1 Unit of Legal Medicine, S. Bortolo General Hospital, Vicenza, Italy.
2 Department of Morphology, Surgery and Experimental Medicine, University of Ferrara, Ferrara, Italy.
Int J Immunopathol Pharmacol. 2018 Jan-Dec;32:2058738418776526. doi: 10.1177/2058738418776526.
Current scientific consensus about the physiopathology in the progression from severe sepsis to septic shock and death focuses on myocardial contractile dysfunction. Nevertheless, objective parameters to establish a pathological correlate of a fatal outcome are lacking; then a cause of death due to sepsis can remain an unsolved problem. We first reviewed all death cases recorded at our institutions during the period from 2007 until 2015. Then, we conducted a retrospective study of a selected autopsy series of people who had received "sepsis" as cause of death. Two pathologists re-examined the heart sections while the most suitable myocardial sample for each case was stained for immunohistochemistry with antibodies targeted for specific inflammatory-related molecules. We used specific antibodies for the following markers: alpha-smooth muscle actin (alpha-SMA); fibronectin; matrix metallopeptidase 9 (MMP-9); intercellular adhesion molecule 1 (ICAM-1); caspase-3; lactoferrin (LF); cluster differentiation 15 (CD15). The statistical significance of differences was assessed using student's t-test for unpaired data or non-parametric Mann-Whitney or Wilcoxon tests for skewed variables or one-way analysis of variance and post hoc Scheffe's test for continuous variables and Pearson's χ-test for discrete variables. Linear regression analysis was used to determine the presence of a correlation between continuous variables. At our institutions, 2220 deaths have been recorded during the period study. Sepsis accounted as a cause of death for the 20% of total. We finally enrolled 56 cases; of these, only 20 were positive for microbiological analysis. At histological examination, clear inflammation was detectable in the 32% of cases; otherwise, immunohistochemical reaction showed a positive reaction for LF and CD15 in more than a half cases (56%). We still ignore all the underlying mechanisms of sepsis and all its pathophysiological connections with cardiac metabolism; in this sense, we aim to corroborate the diagnostic value of anti-LF and anti-CD15 staining for the post-mortem detection of myocardial inflammation.

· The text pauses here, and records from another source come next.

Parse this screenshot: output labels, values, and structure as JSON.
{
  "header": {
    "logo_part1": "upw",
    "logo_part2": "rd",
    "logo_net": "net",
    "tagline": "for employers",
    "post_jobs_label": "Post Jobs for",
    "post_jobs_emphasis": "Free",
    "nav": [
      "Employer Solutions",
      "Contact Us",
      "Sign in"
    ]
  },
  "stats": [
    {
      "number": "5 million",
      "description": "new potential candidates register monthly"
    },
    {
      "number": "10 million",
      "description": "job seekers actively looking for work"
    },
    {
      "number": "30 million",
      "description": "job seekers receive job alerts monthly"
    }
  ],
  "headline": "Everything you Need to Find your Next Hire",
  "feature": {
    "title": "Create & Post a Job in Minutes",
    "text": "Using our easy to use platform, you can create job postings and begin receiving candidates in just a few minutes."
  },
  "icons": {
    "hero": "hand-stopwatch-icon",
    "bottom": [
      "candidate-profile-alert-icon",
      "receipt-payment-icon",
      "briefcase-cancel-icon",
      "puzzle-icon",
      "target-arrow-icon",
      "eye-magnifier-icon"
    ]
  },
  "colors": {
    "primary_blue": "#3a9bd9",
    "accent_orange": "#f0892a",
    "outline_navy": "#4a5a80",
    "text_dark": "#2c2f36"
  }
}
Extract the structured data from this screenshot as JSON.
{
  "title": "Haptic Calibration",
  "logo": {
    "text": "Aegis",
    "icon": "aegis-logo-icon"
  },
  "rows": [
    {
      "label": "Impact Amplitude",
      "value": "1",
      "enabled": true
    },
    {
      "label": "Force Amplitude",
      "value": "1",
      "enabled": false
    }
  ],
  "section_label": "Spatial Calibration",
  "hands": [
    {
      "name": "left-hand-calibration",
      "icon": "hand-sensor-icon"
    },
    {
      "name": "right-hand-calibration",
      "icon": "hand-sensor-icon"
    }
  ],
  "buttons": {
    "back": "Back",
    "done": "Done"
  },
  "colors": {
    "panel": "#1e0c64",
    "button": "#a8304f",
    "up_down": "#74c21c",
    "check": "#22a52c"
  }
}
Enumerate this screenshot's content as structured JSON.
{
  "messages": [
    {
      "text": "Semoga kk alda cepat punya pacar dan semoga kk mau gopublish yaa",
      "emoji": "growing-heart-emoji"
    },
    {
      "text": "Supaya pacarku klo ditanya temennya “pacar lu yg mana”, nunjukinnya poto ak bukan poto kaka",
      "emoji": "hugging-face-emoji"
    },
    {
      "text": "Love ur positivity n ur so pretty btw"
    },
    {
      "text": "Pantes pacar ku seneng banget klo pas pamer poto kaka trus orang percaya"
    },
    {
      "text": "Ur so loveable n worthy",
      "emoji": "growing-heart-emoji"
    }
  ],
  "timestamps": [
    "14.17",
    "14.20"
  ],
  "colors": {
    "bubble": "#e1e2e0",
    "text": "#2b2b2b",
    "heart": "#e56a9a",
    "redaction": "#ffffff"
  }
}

目前,关于从严重脓毒症到感染性休克和死亡的病理生理学的科学共识集中在心肌收缩功能障碍上。然而,缺乏确定致命结果的病理相关的客观参数;因此,由于败血症导致的死亡仍然是一个悬而未决的问题。我们首先回顾了我们机构在 2007 年至 2015 年期间记录的所有死亡病例。然后,我们对一组死因诊断为“败血症”的尸检进行了回顾性研究。两位病理学家重新检查了心脏切片,同时为每个病例选择最合适的心肌样本进行针对特定炎症相关分子的免疫组织化学染色。我们使用了以下标记物的特异性抗体:α-平滑肌肌动蛋白(alpha-SMA);纤维连接蛋白;基质金属蛋白酶 9(MMP-9);细胞间黏附分子 1(ICAM-1);半胱天冬酶 3;乳铁蛋白(LF);簇分化 15(CD15)。使用学生 t 检验(用于非配对数据)或非参数 Mann-Whitney 或 Wilcoxon 检验(用于偏态变量)、方差分析和事后 Scheffe 检验(用于连续变量)和 Pearson χ 检验(用于离散变量)评估差异的统计学意义。使用线性回归分析确定连续变量之间存在相关性。在我们的机构中,在研究期间记录了 2220 例死亡。败血症占总死亡人数的 20%。我们最终纳入了 56 例病例;其中,只有 20 例的微生物分析结果为阳性。在组织学检查中,32%的病例可检测到明显的炎症;否则,免疫组化反应显示超过一半(56%)的病例 LF 和 CD15 呈阳性反应。我们仍然忽略了败血症的所有潜在机制及其与心脏代谢的所有病理生理联系;在这个意义上,我们旨在证实抗 LF 和抗 CD15 染色对死后心肌炎症检测的诊断价值。